Reflections for this Pentecost Sunday (May 15, 2016) in light of the film Spotlight let me back to my posting from 2013:
--------------
We come to Pentecost Sunday (May 19th), the end of the Easter season and fulfillment of the promise related on Ascension Sunday. At the vigil Mass on Saturday the first reading (Gen 11:1-9) tells us of the corporate effort to build the tower of Babel. This was a corporate effort to gain prestige and power. It is contrasted with the first reading for Sunday (Acts 2: 1-11) in which the Spirit comes to the Apostles when they are gathered as a body. The story of Babel is a story of a single people split into groups and speaking different languages. After Pentecost the apostles go out speaking many languages. Instead of fragmenting humanity, the languages are given in order to unify it in a single body, the Church. Even though the Spirit comes to individuals it comes to them when assembled as a body. There is a corporate dimension to Pentecost.
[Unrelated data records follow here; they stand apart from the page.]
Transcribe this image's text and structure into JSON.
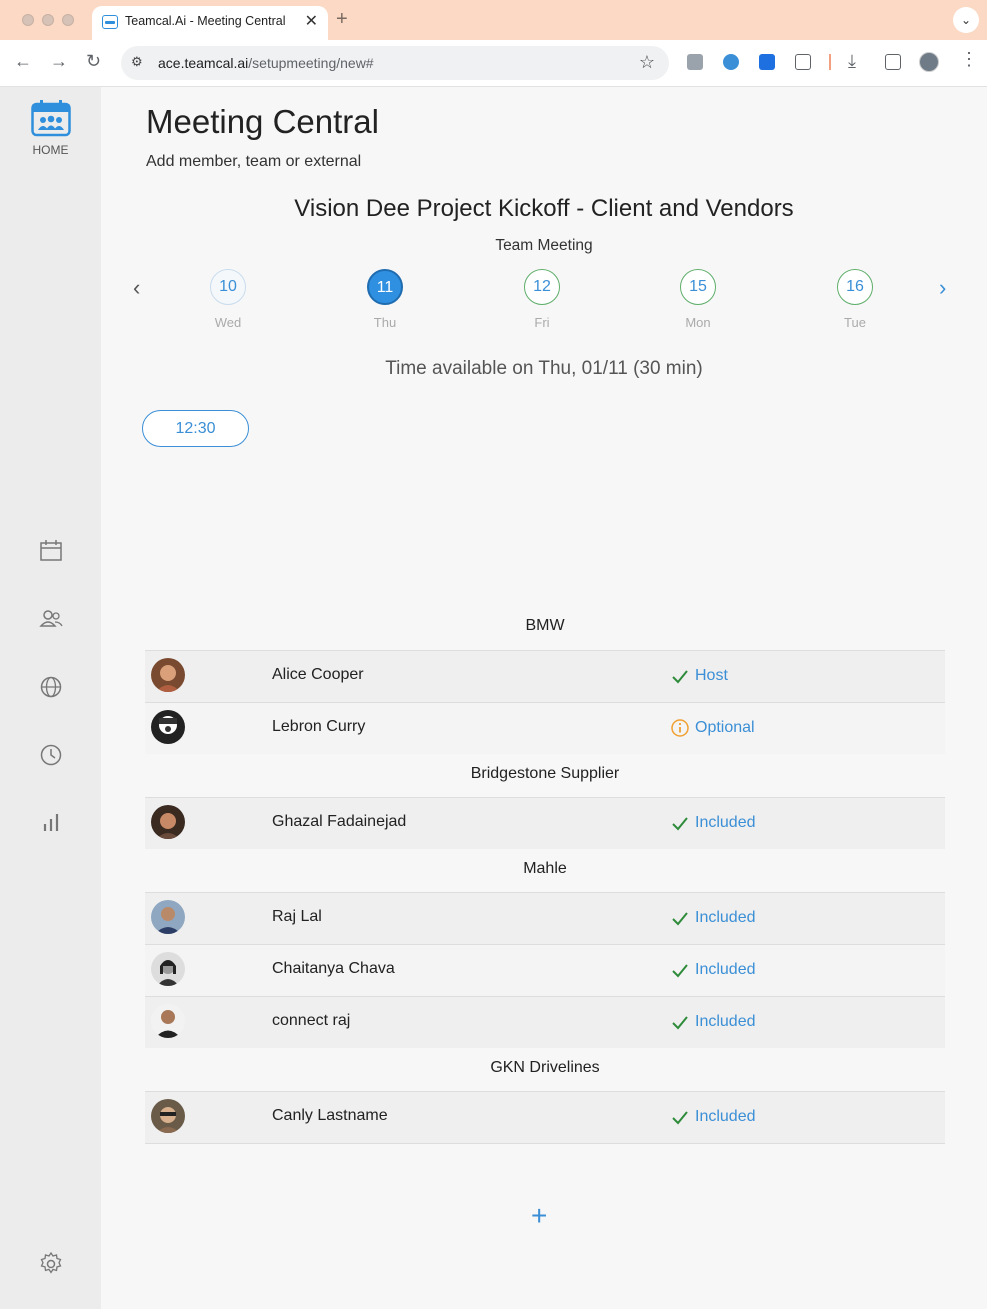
{
  "browser": {
    "tab_title": "Teamcal.Ai - Meeting Central",
    "tab_close": "✕",
    "new_tab": "+",
    "url_host": "ace.teamcal.ai",
    "url_path": "/setupmeeting/new#"
  },
  "sidebar": {
    "home_label": "HOME",
    "icons": [
      "calendar-icon",
      "users-icon",
      "globe-icon",
      "clock-icon",
      "bar-chart-icon",
      "gear-icon"
    ]
  },
  "page": {
    "title": "Meeting Central",
    "subtitle": "Add member, team or external",
    "meeting_title": "Vision Dee Project Kickoff - Client and Vendors",
    "meeting_type": "Team Meeting"
  },
  "dates": [
    {
      "num": "10",
      "day": "Wed",
      "state": "unavailable"
    },
    {
      "num": "11",
      "day": "Thu",
      "state": "selected"
    },
    {
      "num": "12",
      "day": "Fri",
      "state": "available"
    },
    {
      "num": "15",
      "day": "Mon",
      "state": "available"
    },
    {
      "num": "16",
      "day": "Tue",
      "state": "available"
    }
  ],
  "availability": "Time available on Thu, 01/11 (30 min)",
  "time_slot": "12:30",
  "groups": [
    {
      "company": "BMW",
      "members": [
        {
          "name": "Alice Cooper",
          "status": "Host",
          "status_type": "check"
        },
        {
          "name": "Lebron Curry",
          "status": "Optional",
          "status_type": "info"
        }
      ]
    },
    {
      "company": "Bridgestone Supplier",
      "members": [
        {
          "name": "Ghazal Fadainejad",
          "status": "Included",
          "status_type": "check"
        }
      ]
    },
    {
      "company": "Mahle",
      "members": [
        {
          "name": "Raj Lal",
          "status": "Included",
          "status_type": "check"
        },
        {
          "name": "Chaitanya Chava",
          "status": "Included",
          "status_type": "check"
        },
        {
          "name": "connect raj",
          "status": "Included",
          "status_type": "check"
        }
      ]
    },
    {
      "company": "GKN Drivelines",
      "members": [
        {
          "name": "Canly Lastname",
          "status": "Included",
          "status_type": "check"
        }
      ]
    }
  ],
  "add_label": "+",
  "colors": {
    "accent": "#3b8fd6",
    "check": "#2e8b3a",
    "optional": "#f0a030",
    "tab_bar": "#fbd9c4"
  }
}
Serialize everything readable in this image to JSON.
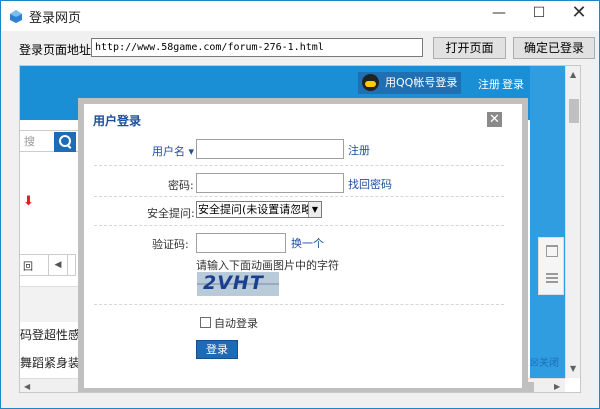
{
  "window": {
    "title": "登录网页",
    "minimize": "—",
    "maximize": "☐",
    "close": "✕"
  },
  "toolbar": {
    "url_label": "登录页面地址:",
    "url_value": "http://www.58game.com/forum-276-1.html",
    "open_button": "打开页面",
    "confirm_button": "确定已登录"
  },
  "site": {
    "qq_login": "用QQ帐号登录",
    "register": "注册",
    "login": "登录",
    "search_placeholder": "搜",
    "pager_item": "回",
    "thread_1": "码登超性感媚",
    "thread_2": "舞蹈紧身装徜",
    "close_link": "☒关闭"
  },
  "dialog": {
    "title": "用户登录",
    "close": "✕",
    "username_label": "用户名 ▾",
    "register_link": "注册",
    "password_label": "密码:",
    "forgot_link": "找回密码",
    "question_label": "安全提问:",
    "question_value": "安全提问(未设置请忽略)",
    "captcha_label": "验证码:",
    "change_link": "换一个",
    "captcha_hint": "请输入下面动画图片中的字符",
    "captcha_text": "2VHT",
    "auto_login": "自动登录",
    "submit": "登录"
  }
}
Back in 2006 I was fascinated with the idea of corporate spirituality and wrote this:
Institutions provide much of the resources with which we can provide service and exercise our creativity. Institutional culture also set the context for our work. A culture maybe healthy or dysfunctional. Cultures can be both dysfunctional and in denial for long periods of time. Businesses, being subject to market forces, are likely to pay the price for denial relatively quickly. Government agencies, subject only to James Madison’s constitutional system of divided powers, can survive a bit longer. My church, subject neither to market forces or citizens empowered by the vote, can maintain dysfunctional cultural patterns for centuries.
I’ve not gone quite as far as Walter Wink in suggesting that the Powers of this world are spiritual entities (Eph 6:11-13). I would agree that corporate culture is a spiritual reality – at least in the sense that team spirit is a reality.
One of the essential tasks of workplace spirituality is to positively influence corporate culture, challenging it if we must.
I've never been able to clearly state the connections between corporate spirituality and just how the Spirit strengthens us as a body. These connections are real and we bear a responsibility to the organizations to which we belong and to our employers. Part of our responsibility is to work to see that the corporate ethic is healthy and dedicated to service. If it isn't, we will need the help of the Spirit to correct the corporate spirits of this world.
------------
In the film, the Boston Globe also acknowledges that the newspaper had failed to investigate early reports of abuse by priests. Institutional failure can occur at many levels. Corporate ethics are not just the responsibility leaders, or church leaders. We are all empowered by the Spirit and responsible for working to see that institutions run properly.